Nas entrelinhas

O precário e o ridículo

por Carlos Alexandre de Souza
postado em 23/04/2021 23:51

Há algum tempo, uma ideia a respeito do Brasil insiste em me ocorrer. Não tenho a pretensão de elaborar, aqui, um conceito teórico relativo ao país, tal qual a definição de brasileiro cordial, magistralmente concebida por Sérgio Buarque de Holanda. Tampouco busco cunhar uma frase definitiva, como fez Roberto Campos, ao afirmar que “o Brasil nunca perde uma oportunidade de perder oportunidades”. Longe de mim, ainda, rivalizar com a sofisticação de Tom Jobim, segundo o qual “o Brasil não é para principiantes”. Mas tomo a liberdade de compartilhar com o leitor uma perspectiva particular sobre esta Ilha de Vera Cruz, que, anteontem, completou 521 anos de “descobrimento”.
O Brasil de 2021 situa-se entre o precário e o ridículo. Não faltam exemplos a evidenciar que o país conseguiu amalgamar um estado de coisas marcado ora pela desorganização político-institucional, ora pela ignorância ou descabimento de seus representantes políticos e seguidores. Quando se observa a situação do Estado brasileiro, é patente, por um lado, a disfunção de práticas políticas e econômicas, em notório prejuízo aos interesses e necessidades da nação. Por outro lado, são evidentes e chocantes as manifestações indigentes, ignóbeis, preconceituosas, obscuras, dissimuladas daqueles que poderiam contribuir significativamente para avanços na vida nacional. Chegam às raias do ridículo, quando não do trágico, as narrativas construídas pelos detentores do poder, tal a desconexão com a realidade brasileira.


Não estaria, por exemplo, o Orçamento de 2021 situado em alguma categoria entre o precário e o ridículo? Sancionada no último minuto pelo presidente da República, a peça orçamentária é um espelho da política econômica do governo Bolsonaro: confusa, repleta de idas e vindas, fruto de um acordo antirrepublicano entre o Planalto e os próceres do Centrão, prova escrita e acabada da relação desastrosa entre o Ministério da Economia e o Congresso. A precariedade do Orçamento está a olhos vistos: enquanto a Saúde e a Educação sofrem cortes e bloqueios de verbas por parte do Planalto, a fim de se evitar o rompimento do teto de gastos, secretários estaduais de Saúde clamam, no Senado, por mais recursos no atendimento às vítimas da covid-19. Os disparates orçamentários seriam cômicos, não fossem aviltantes. As contas públicas do país estão destroçadas, mas há espaço para assegurar ao menos R$ 16 bilhões em emendas parlamentares, com vistas a bloquear iniciativas pró-impeachment no Congresso, bem como pavimentar a corrida rumo às eleições de 2022.
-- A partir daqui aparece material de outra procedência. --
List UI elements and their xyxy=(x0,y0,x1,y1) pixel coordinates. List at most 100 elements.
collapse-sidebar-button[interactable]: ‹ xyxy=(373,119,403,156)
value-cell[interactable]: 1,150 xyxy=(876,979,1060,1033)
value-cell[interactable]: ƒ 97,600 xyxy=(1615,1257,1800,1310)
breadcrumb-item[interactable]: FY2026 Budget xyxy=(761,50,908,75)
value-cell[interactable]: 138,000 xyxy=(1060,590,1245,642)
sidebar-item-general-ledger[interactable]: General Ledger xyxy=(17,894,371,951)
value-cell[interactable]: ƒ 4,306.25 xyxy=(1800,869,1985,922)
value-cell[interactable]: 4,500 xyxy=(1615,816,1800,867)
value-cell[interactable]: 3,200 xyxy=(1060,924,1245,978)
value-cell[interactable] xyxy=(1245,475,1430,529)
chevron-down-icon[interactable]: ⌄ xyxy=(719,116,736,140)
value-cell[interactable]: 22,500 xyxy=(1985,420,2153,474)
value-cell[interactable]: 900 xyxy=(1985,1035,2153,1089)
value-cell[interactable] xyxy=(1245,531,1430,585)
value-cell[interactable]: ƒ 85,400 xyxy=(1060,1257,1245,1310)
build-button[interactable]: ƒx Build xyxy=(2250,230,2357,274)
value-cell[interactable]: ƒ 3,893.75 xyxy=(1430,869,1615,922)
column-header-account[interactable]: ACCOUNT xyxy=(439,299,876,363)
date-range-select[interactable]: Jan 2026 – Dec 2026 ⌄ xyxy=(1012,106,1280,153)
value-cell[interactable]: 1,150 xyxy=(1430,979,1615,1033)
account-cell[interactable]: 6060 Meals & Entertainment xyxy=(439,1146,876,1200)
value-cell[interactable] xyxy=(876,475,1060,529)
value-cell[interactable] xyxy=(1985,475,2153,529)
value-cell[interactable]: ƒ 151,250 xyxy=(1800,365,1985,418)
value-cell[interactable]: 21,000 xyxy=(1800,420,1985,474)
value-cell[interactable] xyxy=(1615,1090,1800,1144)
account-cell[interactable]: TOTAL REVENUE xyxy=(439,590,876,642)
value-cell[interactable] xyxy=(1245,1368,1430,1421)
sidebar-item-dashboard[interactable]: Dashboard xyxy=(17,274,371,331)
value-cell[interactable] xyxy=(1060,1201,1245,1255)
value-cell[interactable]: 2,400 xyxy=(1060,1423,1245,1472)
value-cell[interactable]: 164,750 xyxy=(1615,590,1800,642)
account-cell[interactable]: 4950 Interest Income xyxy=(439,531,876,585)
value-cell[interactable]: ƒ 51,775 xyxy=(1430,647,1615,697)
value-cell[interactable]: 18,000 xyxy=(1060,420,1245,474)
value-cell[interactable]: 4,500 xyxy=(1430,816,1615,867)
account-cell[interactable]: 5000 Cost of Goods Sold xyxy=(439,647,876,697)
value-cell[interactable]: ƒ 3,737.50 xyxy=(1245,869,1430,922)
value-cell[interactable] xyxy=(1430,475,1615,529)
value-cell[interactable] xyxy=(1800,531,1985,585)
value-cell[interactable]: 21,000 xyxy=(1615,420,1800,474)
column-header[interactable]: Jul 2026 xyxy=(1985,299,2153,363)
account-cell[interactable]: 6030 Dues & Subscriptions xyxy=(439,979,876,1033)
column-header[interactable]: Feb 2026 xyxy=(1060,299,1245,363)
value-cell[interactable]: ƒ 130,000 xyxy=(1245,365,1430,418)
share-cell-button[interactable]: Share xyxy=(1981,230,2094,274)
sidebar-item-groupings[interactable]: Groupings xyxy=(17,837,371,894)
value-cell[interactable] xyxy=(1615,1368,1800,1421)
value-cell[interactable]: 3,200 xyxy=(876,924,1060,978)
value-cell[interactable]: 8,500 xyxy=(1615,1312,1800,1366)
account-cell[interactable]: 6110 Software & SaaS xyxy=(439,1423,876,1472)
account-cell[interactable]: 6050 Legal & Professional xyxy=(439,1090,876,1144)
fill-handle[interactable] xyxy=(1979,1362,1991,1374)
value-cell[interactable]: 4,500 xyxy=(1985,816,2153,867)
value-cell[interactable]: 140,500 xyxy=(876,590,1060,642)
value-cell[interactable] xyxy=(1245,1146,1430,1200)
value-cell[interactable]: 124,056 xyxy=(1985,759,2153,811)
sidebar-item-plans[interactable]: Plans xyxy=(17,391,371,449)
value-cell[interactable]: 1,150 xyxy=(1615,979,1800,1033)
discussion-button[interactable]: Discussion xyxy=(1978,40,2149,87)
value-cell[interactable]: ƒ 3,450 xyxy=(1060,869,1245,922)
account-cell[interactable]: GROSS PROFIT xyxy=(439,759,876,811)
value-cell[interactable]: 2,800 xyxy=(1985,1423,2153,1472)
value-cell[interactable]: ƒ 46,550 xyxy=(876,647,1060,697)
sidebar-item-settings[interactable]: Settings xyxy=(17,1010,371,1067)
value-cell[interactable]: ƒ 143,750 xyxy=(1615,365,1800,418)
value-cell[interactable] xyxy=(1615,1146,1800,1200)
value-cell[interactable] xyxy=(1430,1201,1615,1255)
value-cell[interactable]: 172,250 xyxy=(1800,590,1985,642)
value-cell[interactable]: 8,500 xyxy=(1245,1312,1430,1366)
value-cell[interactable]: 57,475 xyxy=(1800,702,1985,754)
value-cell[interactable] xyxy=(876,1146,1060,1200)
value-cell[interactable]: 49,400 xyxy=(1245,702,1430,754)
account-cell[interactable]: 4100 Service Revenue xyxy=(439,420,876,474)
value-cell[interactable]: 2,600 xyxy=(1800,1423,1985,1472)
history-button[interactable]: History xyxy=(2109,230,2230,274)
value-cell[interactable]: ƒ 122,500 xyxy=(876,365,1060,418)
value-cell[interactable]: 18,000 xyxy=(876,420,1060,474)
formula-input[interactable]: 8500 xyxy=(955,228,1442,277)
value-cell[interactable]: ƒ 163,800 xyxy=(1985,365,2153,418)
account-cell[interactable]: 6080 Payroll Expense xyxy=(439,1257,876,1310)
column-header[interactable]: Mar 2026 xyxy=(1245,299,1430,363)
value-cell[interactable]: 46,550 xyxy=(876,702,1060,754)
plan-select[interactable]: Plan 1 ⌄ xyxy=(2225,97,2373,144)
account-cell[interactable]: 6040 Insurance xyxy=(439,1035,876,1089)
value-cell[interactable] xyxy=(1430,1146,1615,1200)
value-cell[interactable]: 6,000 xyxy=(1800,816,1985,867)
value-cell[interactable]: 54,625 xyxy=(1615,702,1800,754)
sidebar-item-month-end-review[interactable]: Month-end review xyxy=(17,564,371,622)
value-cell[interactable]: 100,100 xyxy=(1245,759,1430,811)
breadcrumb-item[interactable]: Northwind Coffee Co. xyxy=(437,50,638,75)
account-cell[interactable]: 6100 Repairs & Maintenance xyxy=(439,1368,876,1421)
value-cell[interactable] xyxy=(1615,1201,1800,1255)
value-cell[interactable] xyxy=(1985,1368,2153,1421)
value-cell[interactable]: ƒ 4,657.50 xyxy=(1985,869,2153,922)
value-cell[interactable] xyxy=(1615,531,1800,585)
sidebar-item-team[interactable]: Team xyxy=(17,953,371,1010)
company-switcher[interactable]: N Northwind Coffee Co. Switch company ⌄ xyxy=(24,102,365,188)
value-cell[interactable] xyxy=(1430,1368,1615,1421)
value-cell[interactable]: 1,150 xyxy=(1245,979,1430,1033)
Ridícula é seguramente a participação do Brasil na Cúpula do Clima. Há muitas razões para não se levar a sério o compromisso assumido pelo governo brasileiro de combater o desmatamento da Amazônia e reduzir a zero o saldo de emissões de gases poluentes até 2050. A principal delas é que, ao contrário do que foi dito ao mundo na quinta-feira, a agenda ambiental nacional tem como diretriz o desmonte, e não o fortalecimento da ação institucional contra agressões ambientais. Há um outro ponto a considerar, mais desconcertante. O governo Bolsonaro fez e desfez em uma pandemia que aniquilou quase 400 mil brasileiros em 12 meses, imagine se haveria preocupação com as prioridades em relação à sustentabilidade até 2050. Trata-se de piada infame advogar mudanças significativas na política ambiental brasileira. A quem já esqueceu, convém lembrar que se passou um ano — sim, um ano — desde a fatídica reunião na qual o ministro do Meio Ambiente afirmou ser necessário passar a boiada no ordenamento ambiental brasileiro. A boiada continua a passar de forma devastadora, mas “o Brasil está na vanguarda do enfrentamento do aquecimento global”, como dito na Cúpula do Clima, para espanto geral.


Voltam-me à memória as frases sobre o gigante adormecido. O Brasil não é um país sério, como disse o embaixador brasileiro na França, e não De Gaulle. Subdesenvolvimento não se improvisa, ensinou Nelson Rodrigues. O 7 x 1 colocou-nos no devido lugar no futebol mundial, obrigando-nos, a pátria de chuteiras, a engolir a empáfia e a arrogância. Oscilantes entre o precário e o ridículo, poderosos insistem em manter a nação brasileira no caminho torto, em vez de conduzi-la na estrada da virtude. Ainda passaremos por amargos ensinamentos, tal como ocorre nesta pandemia, antes de conhecermos uma era de maturidade política, prosperidade econômica e justiça social.